Friday, May 29, 2009 | 12:01 a.m. CDT

COLUMBIA - The Planning and Zoning Commission Thursday night began deciding just how comprehensive they want the city’s growth management plan to be.

It was the first of many work sessions that will hammer out a document to guide the city’s future development. The first step is deciding what data—from population growth and residential units to rental space and public land—should be included and how to obtain it so it has a reference point for recommendations.

The desired result is a document that provides framework for city development ordinances and regulations, guidelines for planning review and infrastructure project planning.

“The criticism we always have in the planning profession is we come up with plans and they decorate bookshelves,” Planning and Development Director Tim Teddy said.

In an attempt to avoid another pretty binding on a bookshelf, the City Council will appoint a 15-member task force charged solely with helping to create the new document and garnering public support. In addition to assisting the Planning and Zoning Commission in crafting and reviewing the new document, the task force will be something of an “outreach arm,” Development Services Manager Patrick Zenner said.

The city does have existing growth plans, such as the Metro 2020, but that does not cover all areas associated with growth and was not well received by the community after its publication in 2001. It was almost “rejected out of the blocks” because it was just dropped on the community, Zenner said.

Teddy also stressed the need to create a readable document so people who aren’t zoning and development buffs can refer to the guidelines.

“The tendency of comprehensive plans in recent years is to scale them down and make them more accessible and less technical,” he said.

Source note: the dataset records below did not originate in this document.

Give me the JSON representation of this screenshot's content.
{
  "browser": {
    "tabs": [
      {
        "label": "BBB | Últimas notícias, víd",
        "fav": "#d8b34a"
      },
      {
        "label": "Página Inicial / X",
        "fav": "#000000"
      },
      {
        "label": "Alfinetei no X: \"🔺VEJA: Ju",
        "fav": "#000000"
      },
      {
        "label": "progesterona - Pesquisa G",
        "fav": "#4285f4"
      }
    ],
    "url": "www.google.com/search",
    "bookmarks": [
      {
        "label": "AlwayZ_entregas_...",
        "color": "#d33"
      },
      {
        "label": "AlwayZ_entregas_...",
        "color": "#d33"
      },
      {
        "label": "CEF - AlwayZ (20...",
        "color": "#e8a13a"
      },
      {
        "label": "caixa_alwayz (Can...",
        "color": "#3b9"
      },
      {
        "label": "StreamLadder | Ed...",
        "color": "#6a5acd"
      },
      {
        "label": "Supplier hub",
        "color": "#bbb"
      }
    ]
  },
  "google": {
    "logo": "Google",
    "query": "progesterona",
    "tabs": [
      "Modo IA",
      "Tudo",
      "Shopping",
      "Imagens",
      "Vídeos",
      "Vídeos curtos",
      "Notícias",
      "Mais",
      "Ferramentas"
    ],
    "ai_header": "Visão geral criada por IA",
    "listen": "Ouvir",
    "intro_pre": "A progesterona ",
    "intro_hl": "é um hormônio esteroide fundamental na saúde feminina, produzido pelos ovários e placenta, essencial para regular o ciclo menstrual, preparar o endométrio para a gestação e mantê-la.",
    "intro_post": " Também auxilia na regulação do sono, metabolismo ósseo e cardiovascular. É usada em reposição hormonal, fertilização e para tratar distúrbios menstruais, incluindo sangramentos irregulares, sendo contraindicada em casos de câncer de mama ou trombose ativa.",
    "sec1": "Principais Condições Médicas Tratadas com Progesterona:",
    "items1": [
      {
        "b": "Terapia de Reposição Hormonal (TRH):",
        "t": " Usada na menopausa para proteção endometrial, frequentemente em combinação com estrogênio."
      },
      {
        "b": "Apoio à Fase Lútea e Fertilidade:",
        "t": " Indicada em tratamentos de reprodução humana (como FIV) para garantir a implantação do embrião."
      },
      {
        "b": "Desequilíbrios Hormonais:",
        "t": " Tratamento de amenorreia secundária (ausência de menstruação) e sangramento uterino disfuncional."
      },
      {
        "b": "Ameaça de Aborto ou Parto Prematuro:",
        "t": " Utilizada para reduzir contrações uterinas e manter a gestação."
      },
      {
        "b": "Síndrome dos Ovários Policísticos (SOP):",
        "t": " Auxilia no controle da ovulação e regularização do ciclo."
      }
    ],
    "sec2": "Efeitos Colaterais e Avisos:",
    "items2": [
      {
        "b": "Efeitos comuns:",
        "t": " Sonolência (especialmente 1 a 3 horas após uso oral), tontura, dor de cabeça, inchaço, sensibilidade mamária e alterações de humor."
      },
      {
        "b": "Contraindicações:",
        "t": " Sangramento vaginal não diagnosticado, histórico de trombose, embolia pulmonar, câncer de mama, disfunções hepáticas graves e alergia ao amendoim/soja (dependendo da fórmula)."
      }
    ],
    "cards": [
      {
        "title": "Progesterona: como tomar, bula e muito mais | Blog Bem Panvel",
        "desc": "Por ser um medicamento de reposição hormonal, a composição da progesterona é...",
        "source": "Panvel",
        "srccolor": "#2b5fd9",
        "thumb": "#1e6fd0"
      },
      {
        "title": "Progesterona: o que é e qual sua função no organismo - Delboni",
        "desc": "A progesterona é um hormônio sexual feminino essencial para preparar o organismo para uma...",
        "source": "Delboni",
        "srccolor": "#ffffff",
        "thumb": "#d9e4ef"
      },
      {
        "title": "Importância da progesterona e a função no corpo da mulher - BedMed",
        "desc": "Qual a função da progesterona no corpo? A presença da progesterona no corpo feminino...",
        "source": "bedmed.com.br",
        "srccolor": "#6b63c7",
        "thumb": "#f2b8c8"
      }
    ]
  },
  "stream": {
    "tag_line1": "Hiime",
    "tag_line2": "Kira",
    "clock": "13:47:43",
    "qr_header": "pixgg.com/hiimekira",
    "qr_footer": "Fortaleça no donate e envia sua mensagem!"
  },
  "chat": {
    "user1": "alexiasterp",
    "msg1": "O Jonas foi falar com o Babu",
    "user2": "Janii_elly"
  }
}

Most growing cities have comprehensive planning documents, Teddy said, but not all are up-to-date. Teddy said the cities with the most effective planning are those that update their data and objectives and hold themselves to an implementation schedule.

An outgrowth of the visioning process, the word ‘comprehensive’ is what distinguishes this effort from past plans such as the Metro 2020. Thursday’s commission session went over some of the areas already identified to establish a baseline of the existing conditions in the Columbia area, such as population growth, employment, building permit activity, commercial space, infrastructure, hospital inventory, etc. The commission members added some suggestions of their own — cemetery acreage, religious buildings and parking lots, for example.

They also have to define the planning area for future growth past the city limits.

Teddy said the hope is to finish the data-gathering portion of the project by the end of the fiscal year. With a baseline in place, the commission and city staff can begin drafting recommendations that they hope can guide Columbia’s development and lead to long-term planning.

“The plan’s the vision,” Zenner said. “The actual ordinances are the implementation.”